Few-shot prompts generally improved the models' performance. Here are some highlights:

  • Coverage and Accuracy: The coverage of gender-specific words increased with more demonstrations. GPT and Mixtral showed substantial improvements.
  • Coverage-Weighted Accuracy: GPT-4 scored the highest, achieving a notable improvement over its zero-shot performance.
  • Mis-Generation: While GPT-4 and Tower showed fewer mis-generations, Mixtral exhibited higher rates of incorrect neomorpheme use, particularly with fewer demonstrations.

Implications and Future Directions

This research underscores the potential of LLMs in adapting to tasks requiring gender-inclusive language, even though challenges remain. The positive results from GPT-4 and Mixtral suggest that with the right calibration, there's room for improvement.

Practically, this work pushes the boundary in gender-inclusive MT and lays the groundwork for more robust and nuanced translation systems that can cater to evolving linguistic needs. The Neo-GATE benchmark itself is a step forward, providing a resource for future research to build on.
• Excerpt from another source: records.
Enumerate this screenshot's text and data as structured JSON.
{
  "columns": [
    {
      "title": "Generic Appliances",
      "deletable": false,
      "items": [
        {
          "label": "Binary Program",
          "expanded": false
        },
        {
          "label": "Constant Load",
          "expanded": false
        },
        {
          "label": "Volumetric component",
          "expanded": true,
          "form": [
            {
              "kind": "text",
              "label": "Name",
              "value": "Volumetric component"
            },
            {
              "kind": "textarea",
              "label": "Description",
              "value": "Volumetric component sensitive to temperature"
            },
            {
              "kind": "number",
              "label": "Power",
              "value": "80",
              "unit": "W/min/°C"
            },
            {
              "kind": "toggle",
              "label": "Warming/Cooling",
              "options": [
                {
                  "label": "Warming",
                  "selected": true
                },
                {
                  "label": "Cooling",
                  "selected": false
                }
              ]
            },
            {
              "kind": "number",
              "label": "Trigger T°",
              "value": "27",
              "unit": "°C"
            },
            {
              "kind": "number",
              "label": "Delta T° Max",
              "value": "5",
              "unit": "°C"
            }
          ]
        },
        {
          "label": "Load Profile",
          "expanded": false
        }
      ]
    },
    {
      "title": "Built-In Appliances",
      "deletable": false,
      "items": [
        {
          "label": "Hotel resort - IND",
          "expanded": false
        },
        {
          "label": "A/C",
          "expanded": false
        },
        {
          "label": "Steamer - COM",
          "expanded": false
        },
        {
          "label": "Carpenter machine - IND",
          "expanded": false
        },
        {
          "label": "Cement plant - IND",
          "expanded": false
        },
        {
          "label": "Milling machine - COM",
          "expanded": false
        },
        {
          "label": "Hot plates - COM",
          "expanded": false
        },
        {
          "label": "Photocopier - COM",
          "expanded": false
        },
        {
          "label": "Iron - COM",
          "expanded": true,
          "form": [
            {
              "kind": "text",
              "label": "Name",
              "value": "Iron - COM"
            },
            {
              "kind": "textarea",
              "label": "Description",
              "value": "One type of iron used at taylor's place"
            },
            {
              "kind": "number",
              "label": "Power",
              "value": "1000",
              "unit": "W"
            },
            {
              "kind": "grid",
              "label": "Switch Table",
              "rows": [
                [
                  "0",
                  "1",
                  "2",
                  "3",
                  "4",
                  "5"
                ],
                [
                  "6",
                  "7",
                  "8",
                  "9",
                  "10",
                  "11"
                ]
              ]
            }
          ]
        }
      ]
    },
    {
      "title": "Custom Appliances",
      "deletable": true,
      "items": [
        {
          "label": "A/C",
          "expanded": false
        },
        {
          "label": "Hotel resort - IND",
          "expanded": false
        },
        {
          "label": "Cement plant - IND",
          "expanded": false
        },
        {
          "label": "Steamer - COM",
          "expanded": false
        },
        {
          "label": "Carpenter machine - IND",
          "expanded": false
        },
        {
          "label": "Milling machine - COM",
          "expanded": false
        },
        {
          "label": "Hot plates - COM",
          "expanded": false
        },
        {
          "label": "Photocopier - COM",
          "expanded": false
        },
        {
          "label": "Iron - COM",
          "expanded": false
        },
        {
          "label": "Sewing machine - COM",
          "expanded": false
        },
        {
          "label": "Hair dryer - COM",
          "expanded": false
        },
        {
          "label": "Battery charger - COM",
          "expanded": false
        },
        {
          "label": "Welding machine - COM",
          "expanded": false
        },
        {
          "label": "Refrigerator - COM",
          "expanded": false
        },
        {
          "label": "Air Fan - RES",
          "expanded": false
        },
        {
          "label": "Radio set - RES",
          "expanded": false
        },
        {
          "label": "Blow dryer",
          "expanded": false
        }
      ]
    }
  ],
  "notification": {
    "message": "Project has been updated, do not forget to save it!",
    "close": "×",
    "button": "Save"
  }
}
Theoretically, exploring how LLMs handle neomorphemes provides insights into the adaptability and limitations of these models in processing innovative linguistic constructs. This could spur further advancements in training LLMs with diverse and inclusive datasets.

Conclusion

The move towards gender-inclusive MT is not just a technological upgrade but a societal necessity, as it ensures fair representation of all gender identities. This paper highlights the first significant efforts in this direction, providing both a conceptual framework and empirical evidence of what's achievable with current LLMs. Future work can build on these findings, refining models and expanding resources like Neo-GATE to cover more languages and neologistic paradigms.